TIR GROUPÉ
Prenant de vitesse la Criminelle, Antoine Béranger effectue une enquête parallèle pour venger la mort de son amie Carine, assassinée dans le RER par une bande de truands.
Critique du film
Premier film de Jean-Claude Missiaen, écrit en 1981 et réalisé l’année suivante, Tir groupé est dédié à Jean Gabin, acteur auquel le réalisateur avait consacré un livre en 1977. Cette admiration pour ce grand acteur français se retrouve probablement dans le choix de décors, de lieux où se déroule l’histoire : des endroits populaires qui renvoient aux films de Marcel Carné ou de Julien Duvivier, notamment par une forme de poésie mêlé à un réalisme social qui évoquent le réalisateur du Jour se lève et par le choix d’une Île de France pas forcément montrée fréquemment au cinéma et d’une noirceur qu’on trouvait chez le metteur-en-scène de Voici le temps des assassins.
Tir groupé appartient au premier abord au sous-genre du revenge movie. Il s’agit bien évidemment d’un film noir et d’une histoire de vengeance et de quête de justice, mais n’y voir que cela serait réducteur. L’histoire d’amour qui se tisse entre les personnages joués par Gérard Lanvin et Véronique Jannot, montrée en grande partie à travers des flash-back, sert à comprendre les motivations du personnage d’Antoine, bien sûr, mais ce choix de construction donne également un film aux changements de tons contrastés, original et sensible.
La représentation de la violence, crue mais jamais gratuite, s’avère réaliste, effrayante et aide à comprendre les motivations du personnage principal de ce film qui n’est nullement une apologie de l’auto-défense ou de la violence en général, mais le récit d’un homme qui bascule car il sait qu’il ne trouvera jamais ni consolation, ni répit dans sa souffrance indicible.

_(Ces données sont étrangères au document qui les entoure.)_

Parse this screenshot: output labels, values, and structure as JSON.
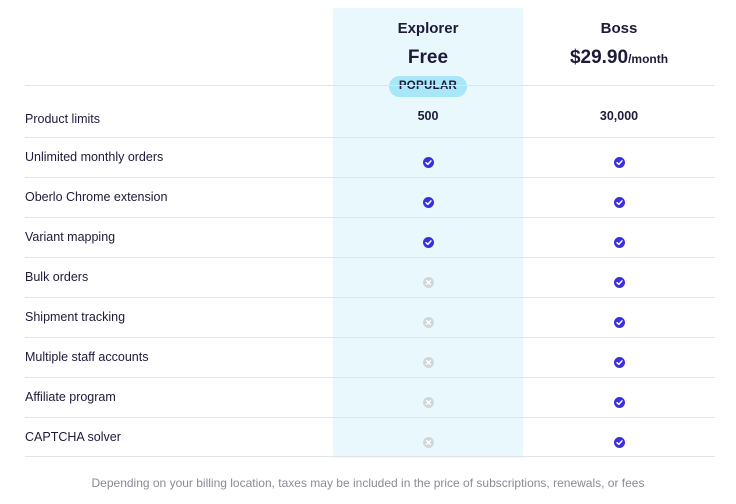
{
  "plans": [
    {
      "name": "Explorer",
      "price": "Free",
      "unit": "",
      "badge": "POPULAR"
    },
    {
      "name": "Boss",
      "price": "$29.90",
      "unit": "/month",
      "badge": ""
    }
  ],
  "colors": {
    "accent": "#3b2fe0",
    "highlight": "#e8f8fd",
    "badge": "#a7e7f8",
    "unavailable": "#d4d4dc"
  },
  "rows": [
    {
      "feature": "Product limits",
      "explorer": "500",
      "boss": "30,000"
    },
    {
      "feature": "Unlimited monthly orders",
      "explorer": "check-icon",
      "boss": "check-icon"
    },
    {
      "feature": "Oberlo Chrome extension",
      "explorer": "check-icon",
      "boss": "check-icon"
    },
    {
      "feature": "Variant mapping",
      "explorer": "check-icon",
      "boss": "check-icon"
    },
    {
      "feature": "Bulk orders",
      "explorer": "cross-icon",
      "boss": "check-icon"
    },
    {
      "feature": "Shipment tracking",
      "explorer": "cross-icon",
      "boss": "check-icon"
    },
    {
      "feature": "Multiple staff accounts",
      "explorer": "cross-icon",
      "boss": "check-icon"
    },
    {
      "feature": "Affiliate program",
      "explorer": "cross-icon",
      "boss": "check-icon"
    },
    {
      "feature": "CAPTCHA solver",
      "explorer": "cross-icon",
      "boss": "check-icon"
    }
  ],
  "footnote": "Depending on your billing location, taxes may be included in the price of subscriptions, renewals, or fees"
}
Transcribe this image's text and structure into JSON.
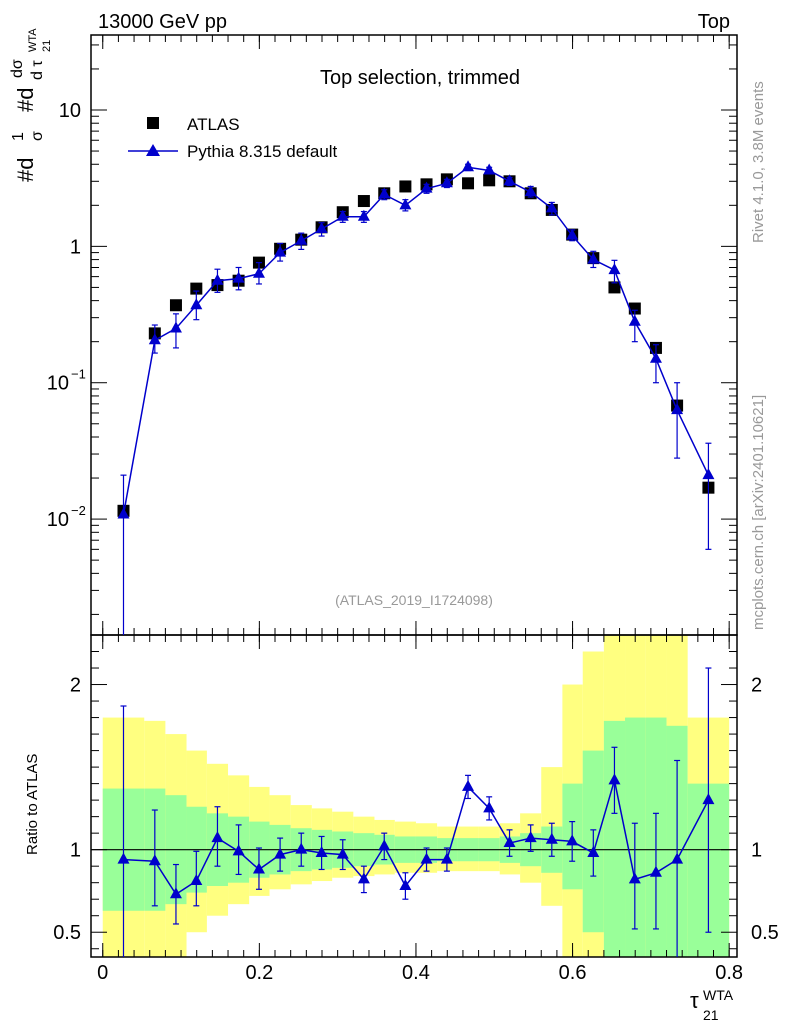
{
  "header": {
    "left": "13000 GeV pp",
    "right": "Top",
    "plot_title": "Top selection, trimmed",
    "analysis_ref": "(ATLAS_2019_I1724098)",
    "side_rivet": "Rivet 4.1.0,  3.8M events",
    "side_mcplots": "mcplots.cern.ch [arXiv:2401.10621]"
  },
  "axes": {
    "ylabel_main": "#d1/σ #dσ/dτ21WTA",
    "ylabel_main_frac1_num": "1",
    "ylabel_main_frac1_den": "σ",
    "ylabel_main_prefix": "#d",
    "ylabel_main_frac2_num": "dσ",
    "ylabel_main_frac2_den": "d τ",
    "ylabel_main_sup": "WTA",
    "ylabel_main_sub": "21",
    "ylabel_ratio": "Ratio to ATLAS",
    "xlabel_base": "τ",
    "xlabel_sup": "WTA",
    "xlabel_sub": "21",
    "x_ticks": [
      "0",
      "0.2",
      "0.4",
      "0.6",
      "0.8"
    ],
    "y_main_ticks": [
      "10",
      "1",
      "10",
      "10"
    ],
    "y_main_tick_exps": [
      "",
      "",
      "−1",
      "−2"
    ],
    "y_ratio_ticks": [
      "2",
      "1",
      "0.5"
    ]
  },
  "legend": {
    "data": "ATLAS",
    "mc": "Pythia 8.315 default"
  },
  "colors": {
    "mc": "#0000cc",
    "data": "#000000",
    "band_inner": "#99ff99",
    "band_outer": "#ffff80"
  },
  "chart_data": {
    "type": "scatter",
    "x_range": [
      -0.015,
      0.81
    ],
    "y_main_range_log10": [
      -2.85,
      1.55
    ],
    "y_ratio_range": [
      0.35,
      2.3
    ],
    "x": [
      0.0265,
      0.0665,
      0.0935,
      0.1195,
      0.1465,
      0.1735,
      0.1995,
      0.2265,
      0.2535,
      0.2795,
      0.3065,
      0.3335,
      0.3595,
      0.3865,
      0.4135,
      0.4395,
      0.4665,
      0.4935,
      0.5195,
      0.5465,
      0.5735,
      0.5995,
      0.6265,
      0.6535,
      0.6795,
      0.7065,
      0.7335,
      0.7735
    ],
    "series": [
      {
        "name": "ATLAS",
        "values": [
          0.0115,
          0.23,
          0.37,
          0.49,
          0.52,
          0.56,
          0.76,
          0.96,
          1.12,
          1.38,
          1.78,
          2.15,
          2.45,
          2.75,
          2.85,
          3.1,
          2.9,
          3.05,
          3.0,
          2.45,
          1.85,
          1.22,
          0.82,
          0.5,
          0.35,
          0.18,
          0.068,
          0.017
        ]
      },
      {
        "name": "Pythia 8.315 default",
        "values": [
          0.0108,
          0.205,
          0.25,
          0.37,
          0.56,
          0.58,
          0.63,
          0.9,
          1.1,
          1.34,
          1.65,
          1.65,
          2.4,
          2.0,
          2.65,
          2.9,
          3.8,
          3.6,
          3.0,
          2.5,
          1.9,
          1.2,
          0.8,
          0.67,
          0.28,
          0.15,
          0.063,
          0.021
        ],
        "err_low": [
          0.0108,
          0.04,
          0.07,
          0.08,
          0.1,
          0.1,
          0.1,
          0.12,
          0.15,
          0.15,
          0.15,
          0.15,
          0.2,
          0.18,
          0.2,
          0.2,
          0.2,
          0.2,
          0.2,
          0.2,
          0.2,
          0.1,
          0.1,
          0.13,
          0.08,
          0.05,
          0.035,
          0.015
        ],
        "err_high": [
          0.0102,
          0.06,
          0.07,
          0.1,
          0.12,
          0.12,
          0.13,
          0.15,
          0.15,
          0.15,
          0.15,
          0.15,
          0.2,
          0.2,
          0.2,
          0.2,
          0.2,
          0.2,
          0.2,
          0.25,
          0.2,
          0.12,
          0.12,
          0.12,
          0.06,
          0.04,
          0.037,
          0.015
        ]
      }
    ],
    "ratio": {
      "values": [
        0.94,
        0.93,
        0.73,
        0.81,
        1.07,
        0.99,
        0.88,
        0.97,
        1.0,
        0.98,
        0.97,
        0.82,
        1.02,
        0.78,
        0.94,
        0.94,
        1.38,
        1.25,
        1.04,
        1.07,
        1.06,
        1.05,
        0.98,
        1.42,
        0.82,
        0.86,
        0.94,
        1.3
      ],
      "err_low": [
        0.94,
        0.27,
        0.18,
        0.15,
        0.17,
        0.14,
        0.12,
        0.1,
        0.1,
        0.1,
        0.09,
        0.08,
        0.08,
        0.08,
        0.07,
        0.07,
        0.07,
        0.07,
        0.08,
        0.08,
        0.1,
        0.12,
        0.14,
        0.2,
        0.3,
        0.34,
        0.6,
        0.8
      ],
      "err_high": [
        0.93,
        0.31,
        0.18,
        0.18,
        0.19,
        0.16,
        0.13,
        0.1,
        0.1,
        0.1,
        0.09,
        0.08,
        0.08,
        0.08,
        0.07,
        0.07,
        0.07,
        0.07,
        0.08,
        0.08,
        0.1,
        0.12,
        0.14,
        0.2,
        0.34,
        0.36,
        0.6,
        0.8
      ],
      "bin_edges": [
        0.0,
        0.053,
        0.08,
        0.107,
        0.133,
        0.16,
        0.187,
        0.213,
        0.24,
        0.267,
        0.293,
        0.32,
        0.347,
        0.373,
        0.4,
        0.427,
        0.453,
        0.48,
        0.507,
        0.533,
        0.56,
        0.587,
        0.613,
        0.64,
        0.667,
        0.693,
        0.72,
        0.747,
        0.8
      ],
      "band_inner": [
        [
          0.63,
          1.37
        ],
        [
          0.63,
          1.37
        ],
        [
          0.67,
          1.33
        ],
        [
          0.74,
          1.26
        ],
        [
          0.78,
          1.22
        ],
        [
          0.8,
          1.2
        ],
        [
          0.83,
          1.17
        ],
        [
          0.85,
          1.15
        ],
        [
          0.87,
          1.13
        ],
        [
          0.88,
          1.12
        ],
        [
          0.89,
          1.11
        ],
        [
          0.9,
          1.1
        ],
        [
          0.91,
          1.09
        ],
        [
          0.92,
          1.08
        ],
        [
          0.92,
          1.08
        ],
        [
          0.93,
          1.07
        ],
        [
          0.93,
          1.07
        ],
        [
          0.93,
          1.07
        ],
        [
          0.92,
          1.08
        ],
        [
          0.9,
          1.1
        ],
        [
          0.86,
          1.14
        ],
        [
          0.76,
          1.4
        ],
        [
          0.5,
          1.6
        ],
        [
          0.3,
          1.78
        ],
        [
          0.25,
          1.8
        ],
        [
          0.25,
          1.8
        ],
        [
          0.25,
          1.75
        ],
        [
          0.3,
          1.4
        ]
      ],
      "band_outer": [
        [
          0.2,
          1.8
        ],
        [
          0.25,
          1.78
        ],
        [
          0.3,
          1.7
        ],
        [
          0.5,
          1.6
        ],
        [
          0.6,
          1.52
        ],
        [
          0.67,
          1.45
        ],
        [
          0.72,
          1.38
        ],
        [
          0.76,
          1.33
        ],
        [
          0.79,
          1.27
        ],
        [
          0.81,
          1.25
        ],
        [
          0.83,
          1.23
        ],
        [
          0.84,
          1.2
        ],
        [
          0.85,
          1.18
        ],
        [
          0.86,
          1.17
        ],
        [
          0.86,
          1.16
        ],
        [
          0.87,
          1.14
        ],
        [
          0.87,
          1.14
        ],
        [
          0.87,
          1.14
        ],
        [
          0.85,
          1.16
        ],
        [
          0.8,
          1.22
        ],
        [
          0.66,
          1.5
        ],
        [
          0.35,
          2.0
        ],
        [
          0.3,
          2.2
        ],
        [
          0.3,
          2.3
        ],
        [
          0.3,
          2.5
        ],
        [
          0.3,
          2.5
        ],
        [
          0.3,
          2.4
        ],
        [
          0.3,
          1.8
        ]
      ]
    }
  }
}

Autour de Gérard Lanvin et de Véronique Jannot, on trouvait un vétéran du cinéma français qui revenait après une période de moindres succès, Michel Constantin, parfait en policier investi mais dépassé par une violence du quotidien, personnifié notamment dans le trio que constituent Roland Blanche, Jean-Roger Milo et Dominique Pinon, ivres de haine et de violence gratuite. Mario David, quant à lui, composait un rôle assez différent de ceux qu’il jouait d’habitude. Collègue du personnage d’Antoine, il livrait une prestation sensible d’un homme qui ne sait comment aider un ami dans la détresse.
Jean-Claude Missiaen avait débuté comme critique de cinéma dans les années 1960, période à laquelle il a également travaillé dans le milieu théâtral. Cinéphile érudit, il partageait avec Bertrand Tavernier au moins deux points communs : il avait été attaché de presse de réalisateurs et avait participé à de nombreux suppléments de DVD ou Blu-Rays, partageant sa passion et ses connaissances. Il fit d’ailleurs tourner un autre cinéphile français célèbre : Eddy Mitchell à qui il confia un des deux rôles principaux, avec celui de Gérard Lanvin dans son deuxième film : Ronde de nuit. Décédé en octobre 2024, environ un mois après Pierre-William Glenn, avec lequel il avait donc travaillé à plusieurs reprises, Jean-Claude Missiaen appartenait à cette famille de passeurs qui savait s’effacer derrière le talent des autres et qui prenait plaisir à faire découvrir les films qui l’avait marqué.